The server properly handles various error conditions:

  • 400 Bad Request: Invalid request parameters
  • 429 Too Many Requests: Rate limiting (not implemented in basic version)
  • 500 Internal Server Error: Server-side errors during processing

Error Response Format

Standard OpenAI-compatible error format:

{
  "error": {
    "message": "Error description",
    "type": "server_error",
    "param": null,
    "code": null
  }
}

Exception Handling

The server wraps all processing in try-catch blocks:

try:
    # Process request
    response = engine.chat_completion(messages_dicts, **kwargs)
    return response
except Exception as e:
    traceback.print_exc()
    raise HTTPException(status_code=500, detail=str(e))

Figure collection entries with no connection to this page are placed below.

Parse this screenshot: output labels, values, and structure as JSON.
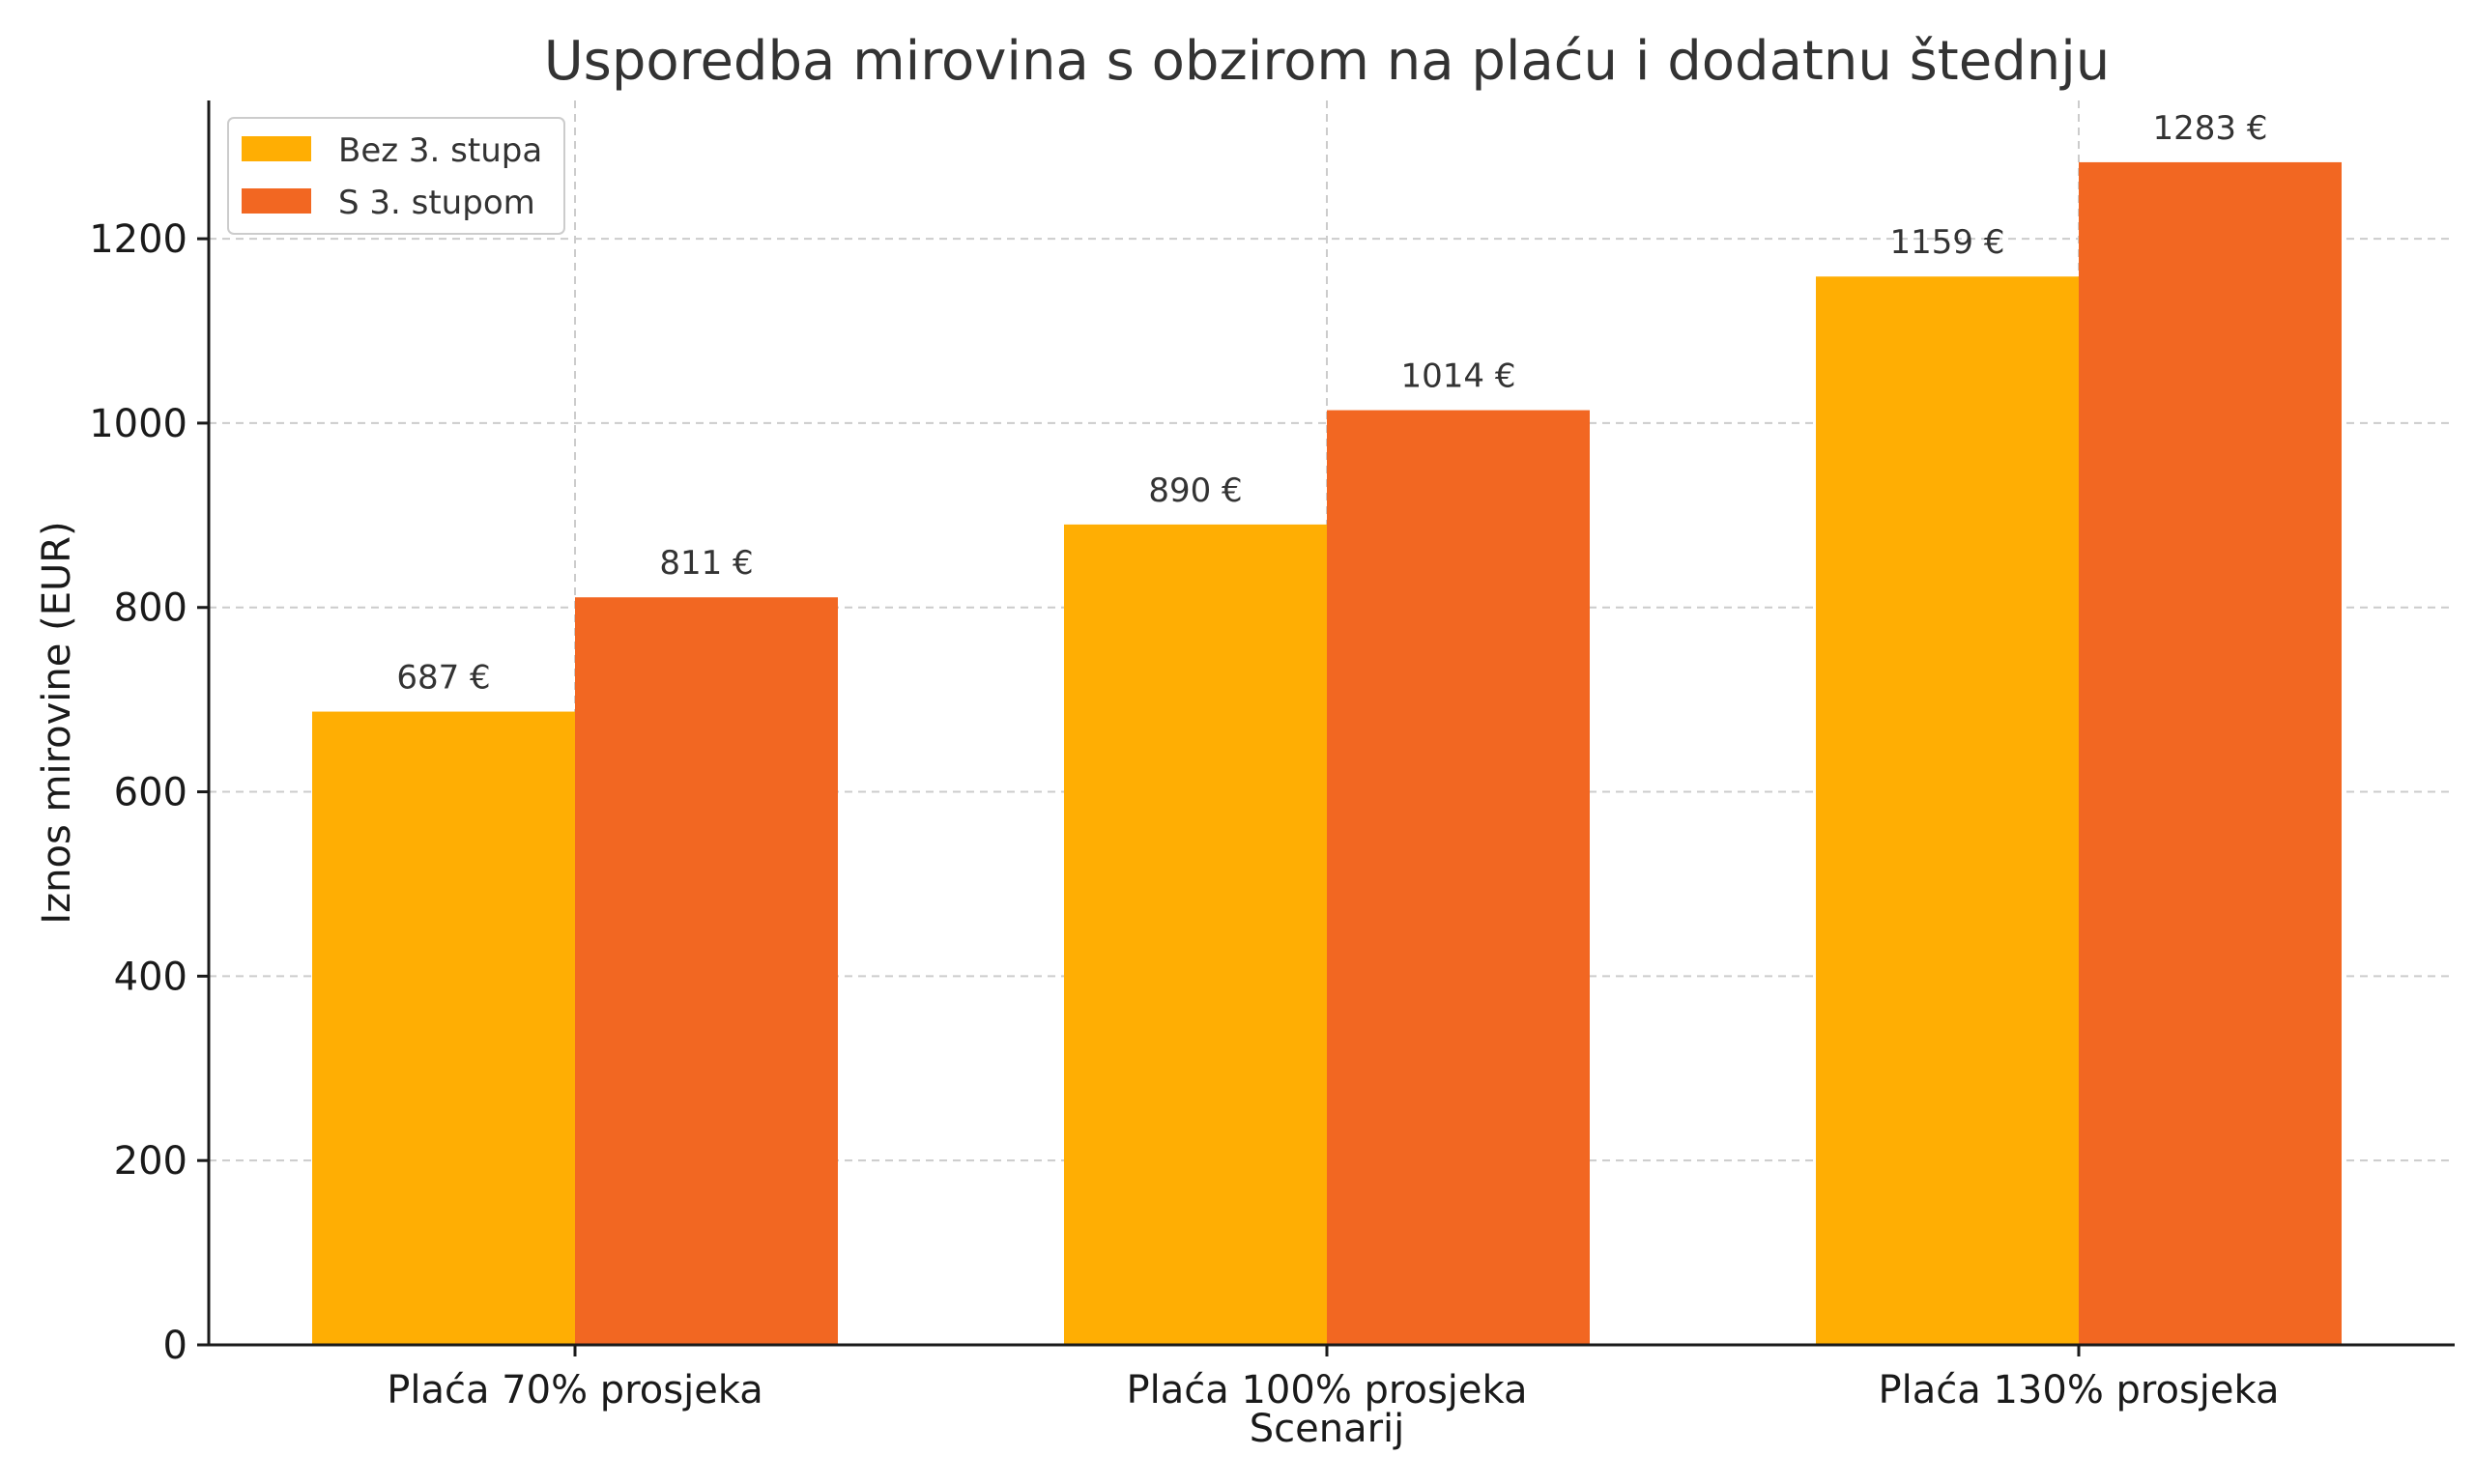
{
  "chart_data": {
    "type": "bar",
    "title": "Usporedba mirovina s obzirom na plaću i dodatnu štednju",
    "xlabel": "Scenarij",
    "ylabel": "Iznos mirovine (EUR)",
    "categories": [
      "Plaća 70% prosjeka",
      "Plaća 100% prosjeka",
      "Plaća 130% prosjeka"
    ],
    "series": [
      {
        "name": "Bez 3. stupa",
        "color": "#FFAE03",
        "values": [
          687,
          890,
          1159
        ]
      },
      {
        "name": "S 3. stupom",
        "color": "#F26722",
        "values": [
          811,
          1014,
          1283
        ]
      }
    ],
    "value_label_suffix": " €",
    "ylim": [
      0,
      1350
    ],
    "yticks": [
      0,
      200,
      400,
      600,
      800,
      1000,
      1200
    ],
    "grid": true,
    "legend_position": "top-left"
  }
}
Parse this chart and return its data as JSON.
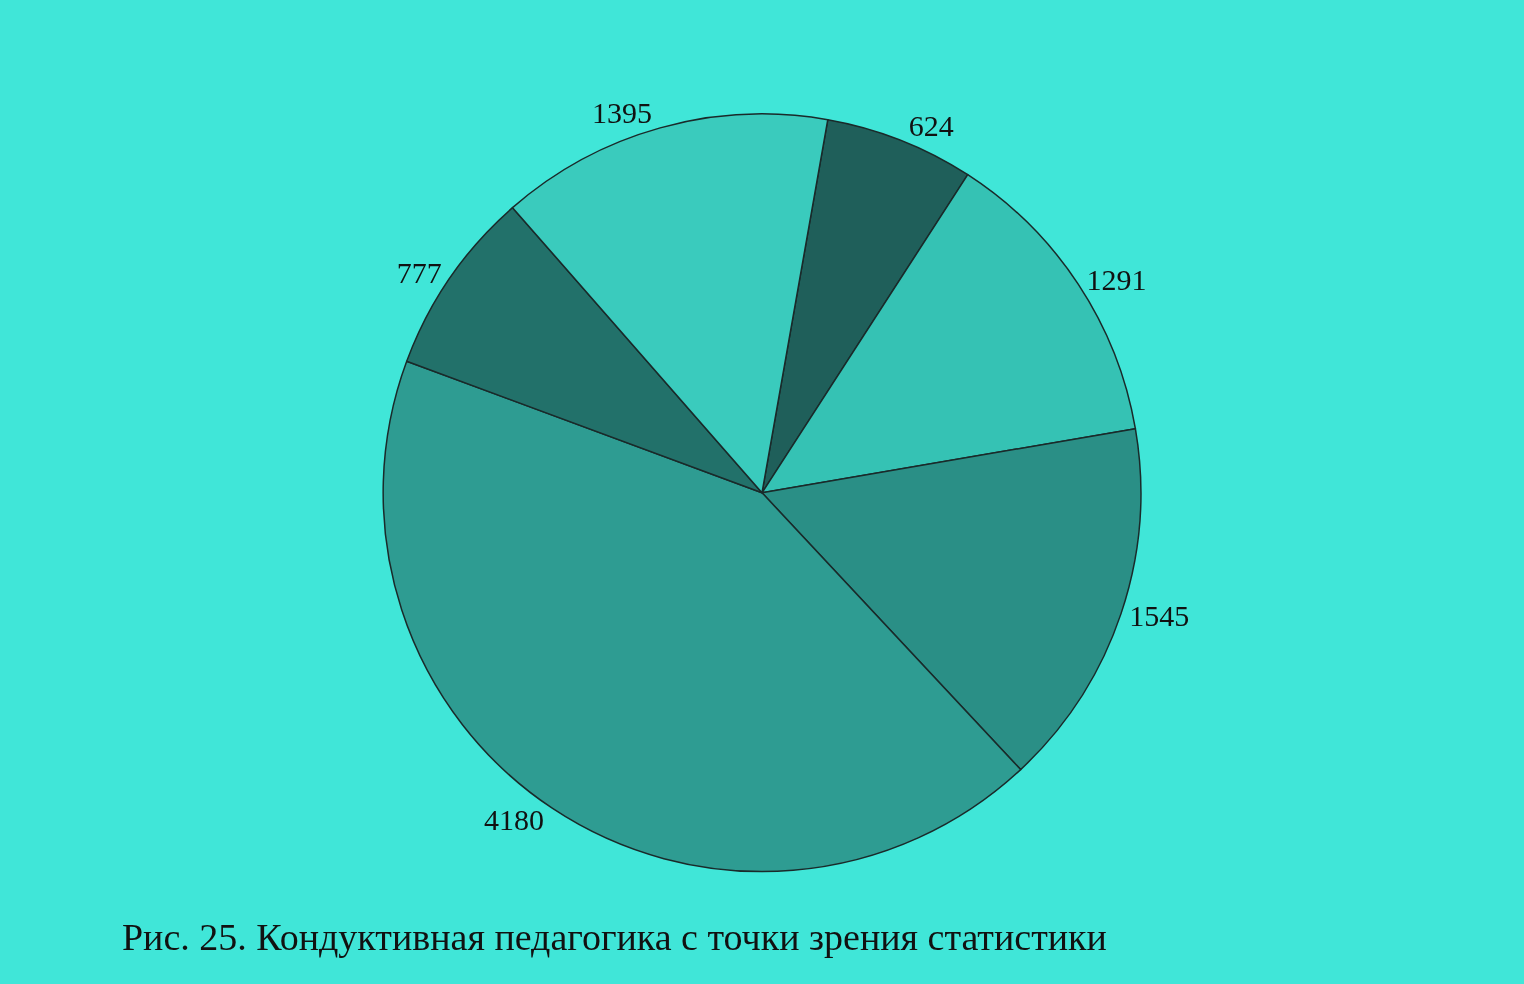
{
  "chart_data": {
    "type": "pie",
    "title": "Рис. 25. Кондуктивная педагогика с точки зрения статистики",
    "categories": [
      null,
      null,
      null,
      null,
      null,
      null
    ],
    "values": [
      624,
      1291,
      1545,
      4180,
      777,
      1395
    ],
    "colors": [
      "#1f5f5a",
      "#35c2b4",
      "#2a8f86",
      "#2e9c92",
      "#22716a",
      "#3acbbd"
    ],
    "data_labels": true,
    "legend": false
  }
}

Performance Considerations

Request Batching

The API integrates with the engine’s batching system:

  • Multiple API requests can be batched together in the engine
  • Continuous batching maintains high throughput
  • Batch size limited by engine configuration

Memory Management

The server shares memory with the inference engine:

  • KV-cache is shared across API requests
  • Efficient memory reuse through paged cache system
  • Memory limits enforced by engine configuration

Concurrency

FastAPI provides automatic concurrency handling:

  • Async request processing
  • Connection pooling
  • Efficient handling of multiple simultaneous requests

Security Considerations

Input Validation

  • Pydantic models validate all request parameters
  • Type checking prevents injection attacks
  • Length limits prevent excessive resource consumption

Rate Limiting

While not implemented in the basic version, can be added:

  • Per-IP rate limiting
  • Request quota management
  • Usage monitoring

Deployment Configuration

Server Startup

The server can be started with a specific model:

uvicorn server.api:app --host 0.0.0.0 --port 8000

Environment Configuration

The server supports environment-based configuration:

  • Model name via environment variables
  • Port and host configuration
  • Resource limits

SGLang-Style Features Integration

Continuous Batching

The API benefits from the engine’s continuous batching:

  • Requests are automatically batched
  • High throughput maintained
  • Low latency for individual requests

Prefix Sharing

API requests with similar prefixes benefit from:

  • Shared computation in radial attention
  • Reduced memory usage
  • Improved efficiency

Multi-Step Processing

The API leverages the engine’s multi-step capabilities:

  • Efficient prefill and decode phases
  • Optimized request scheduling
  • Memory-aware processing

Usage Examples

Basic Chat Request

curl -X POST "http://localhost:8000/v1/chat/completions" \
  -H "Content-Type: application/json" \
  -d '{
    "model": "model-name",
    "messages": [
      {"role": "user", "content": "Hello, how are you?"}
    ],
    "temperature": 0.7
  }'

Streaming Request

curl -X POST "http://localhost:8000/v1/chat/completions" \
  -H "Content-Type: application/json" \
  -d '{
    "model": "model-name",
    "messages": [
      {"role": "user", "content": "Write a short story"}
    ],
    "stream": true
  }'

Programmatic Usage

import openai

# Configure client to use local server
client = openai.OpenAI(
    base_url="http://localhost:8000/v1",
    api_key="dummy"  # Required but ignored
)

# Use standard OpenAI SDK
response = client.chat.completions.create(
    model="model-name",
    messages=[{"role": "user", "content": "Hello"}],
    temperature=0.7
)

Monitoring and Logging

Health Endpoints

The health endpoint can be used for monitoring:

curl http://localhost:8000/health

Performance Metrics

The server can be extended with:

  • Response time tracking
  • Request volume monitoring
  • Error rate monitoring
  • Resource utilization metrics

Advanced Features

Model Loading

The server handles model loading automatically:

  • Lazy loading when first accessed
  • Caching for subsequent requests
  • HuggingFace model integration

Response Caching

The system supports response caching for:

  • Repeated identical requests
  • Common prompt patterns
  • Improved response times for cached content

Logging and Debugging

Comprehensive logging can be added:

  • Request/response logging
  • Performance metrics
  • Error tracing
  • Usage analytics

This OpenAI-compatible API server enables Mini-YAIE to be integrated into existing ecosystems while providing the performance benefits of SGLang-style inference optimization.